Ahead of this week’s all-important Treasury refunding announcement, Nomura’s Charlie McElligott suggested Janet Yellen might endeavor to use the methods at her disposal to ease accumulated pressure at the long-end of the US Treasury curve.
The long-end selloff since August was down to a dramatic term premium repricing, itself attributable to the perception of fiscal profligacy and related supply concerns in an environment where the buyer base for Treasurys is increasingly comprised of price-sensitive investors who want to be compensated for any risk incurred.
Yellen had an opportunity to allay some of those concerns this week, which is precisely what she did with a lower-than-expected refinancing estimate and smaller-than-anticipated increases to 10- and 30-year auction sizes. The bond rally, which by Friday afternoon was quite substantial, kicked off with the refunding.
“In the minds of some people I’ve spoken to since, this move from Treasury is being viewed as equivalent to a first rate cut, as it relates to the magnitude of the financial conditions easing that it has spun-off, especially in conjunction with the global data downturn,” McElligott said.

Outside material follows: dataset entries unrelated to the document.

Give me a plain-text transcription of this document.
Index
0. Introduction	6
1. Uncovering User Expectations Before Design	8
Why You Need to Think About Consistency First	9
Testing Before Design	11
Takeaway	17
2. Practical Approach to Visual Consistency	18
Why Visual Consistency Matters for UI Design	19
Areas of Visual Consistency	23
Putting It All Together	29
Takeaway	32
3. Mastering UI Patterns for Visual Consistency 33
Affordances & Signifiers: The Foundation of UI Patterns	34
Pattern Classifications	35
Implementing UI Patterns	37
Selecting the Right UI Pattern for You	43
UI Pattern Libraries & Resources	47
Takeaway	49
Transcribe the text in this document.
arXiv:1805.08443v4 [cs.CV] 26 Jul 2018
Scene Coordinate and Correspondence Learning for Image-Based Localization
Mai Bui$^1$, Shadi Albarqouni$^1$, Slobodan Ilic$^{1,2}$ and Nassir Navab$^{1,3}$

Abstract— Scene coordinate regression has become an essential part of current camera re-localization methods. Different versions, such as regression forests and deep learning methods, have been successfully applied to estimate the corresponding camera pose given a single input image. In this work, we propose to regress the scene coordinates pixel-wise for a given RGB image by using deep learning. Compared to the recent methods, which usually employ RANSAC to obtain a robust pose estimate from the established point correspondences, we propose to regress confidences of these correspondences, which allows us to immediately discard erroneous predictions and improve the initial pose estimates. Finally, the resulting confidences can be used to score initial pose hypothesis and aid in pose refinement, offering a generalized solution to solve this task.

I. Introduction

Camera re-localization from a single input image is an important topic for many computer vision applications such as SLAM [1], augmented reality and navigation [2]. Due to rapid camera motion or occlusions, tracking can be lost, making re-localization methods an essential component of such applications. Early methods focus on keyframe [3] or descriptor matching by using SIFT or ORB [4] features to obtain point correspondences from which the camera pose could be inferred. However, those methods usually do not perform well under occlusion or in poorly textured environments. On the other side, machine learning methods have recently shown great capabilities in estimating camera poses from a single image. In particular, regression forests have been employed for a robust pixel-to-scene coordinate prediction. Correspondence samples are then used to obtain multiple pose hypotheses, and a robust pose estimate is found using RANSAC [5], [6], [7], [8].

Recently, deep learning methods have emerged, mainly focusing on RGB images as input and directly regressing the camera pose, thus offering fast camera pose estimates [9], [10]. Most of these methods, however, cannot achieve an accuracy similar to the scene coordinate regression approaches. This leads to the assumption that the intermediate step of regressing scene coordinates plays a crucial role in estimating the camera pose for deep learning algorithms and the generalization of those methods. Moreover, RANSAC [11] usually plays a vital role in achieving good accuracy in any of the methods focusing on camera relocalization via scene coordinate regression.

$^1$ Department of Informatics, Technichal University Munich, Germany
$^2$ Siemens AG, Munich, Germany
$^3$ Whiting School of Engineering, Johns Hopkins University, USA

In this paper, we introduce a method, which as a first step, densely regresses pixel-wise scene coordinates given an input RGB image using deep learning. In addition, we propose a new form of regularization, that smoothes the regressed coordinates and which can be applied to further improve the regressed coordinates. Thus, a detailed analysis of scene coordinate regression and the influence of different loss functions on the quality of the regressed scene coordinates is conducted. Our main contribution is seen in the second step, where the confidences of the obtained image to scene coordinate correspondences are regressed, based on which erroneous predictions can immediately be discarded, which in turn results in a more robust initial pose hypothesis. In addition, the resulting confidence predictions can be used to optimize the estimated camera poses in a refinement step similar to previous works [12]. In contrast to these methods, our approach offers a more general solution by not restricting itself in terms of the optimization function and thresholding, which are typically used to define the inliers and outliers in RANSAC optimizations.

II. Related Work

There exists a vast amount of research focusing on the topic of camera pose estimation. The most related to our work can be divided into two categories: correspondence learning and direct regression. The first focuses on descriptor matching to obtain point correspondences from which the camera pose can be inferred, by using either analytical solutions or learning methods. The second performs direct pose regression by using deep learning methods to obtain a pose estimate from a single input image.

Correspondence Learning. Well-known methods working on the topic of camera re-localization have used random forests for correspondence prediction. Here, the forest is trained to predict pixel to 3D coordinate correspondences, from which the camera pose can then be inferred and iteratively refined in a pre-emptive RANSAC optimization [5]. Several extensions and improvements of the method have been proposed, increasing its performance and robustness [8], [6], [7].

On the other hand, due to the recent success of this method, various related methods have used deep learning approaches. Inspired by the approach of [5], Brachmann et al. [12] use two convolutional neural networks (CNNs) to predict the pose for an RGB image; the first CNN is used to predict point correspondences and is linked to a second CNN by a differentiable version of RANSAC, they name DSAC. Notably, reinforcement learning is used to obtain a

The three-session decline in 10-year US yields was nearly 35bps by noon Friday, the largest three-session decline since SVB collapsed.
This is all “twist[ing] the screws on the USD rates / UST short covering and curve steepener unwinds, alongside even more constructive bullish flows in STIRS, which then set off a short-squeeze and exposure grab back into equities too,” Charlie went on.
If you ask McElligott, this might still be a range-trade, though. “Now that authorities have gotten their big financial conditions easing impulse with the long-end rallying sharply, equities up and ‘accident risk’ cooling, Treasury still has a metric ton of bonds to auction in the months ahead,” he wrote, with a chuckle.
You might be asking yourself why. Why would Yellen (and also Lael Brainard) want a rekindled “everything rally”? Doesn’t that risk stirring up the animal spirits and thereby inflation? Well, it’s simple: Yellen and Brainard aren’t at the “apolitical” Fed anymore.
“We are now pushing closer to the intersection of election-year politics,” McElligott remarked. “There’s a reason markets tend to rally in election years.”



Very glad and relieved Yellen didn’t walk away from the Biden administration after the midterms, as there were multiple reports suggesting she would. She will be hugely important in the titanic and potentially apocalyptic battle of 2024 imho…
Wondering if this easing wasn’t “engineered” in a way to give some headroom to accommodate near-term supply pressures without pushing rates up to even higher cycle highs, which might have broken something.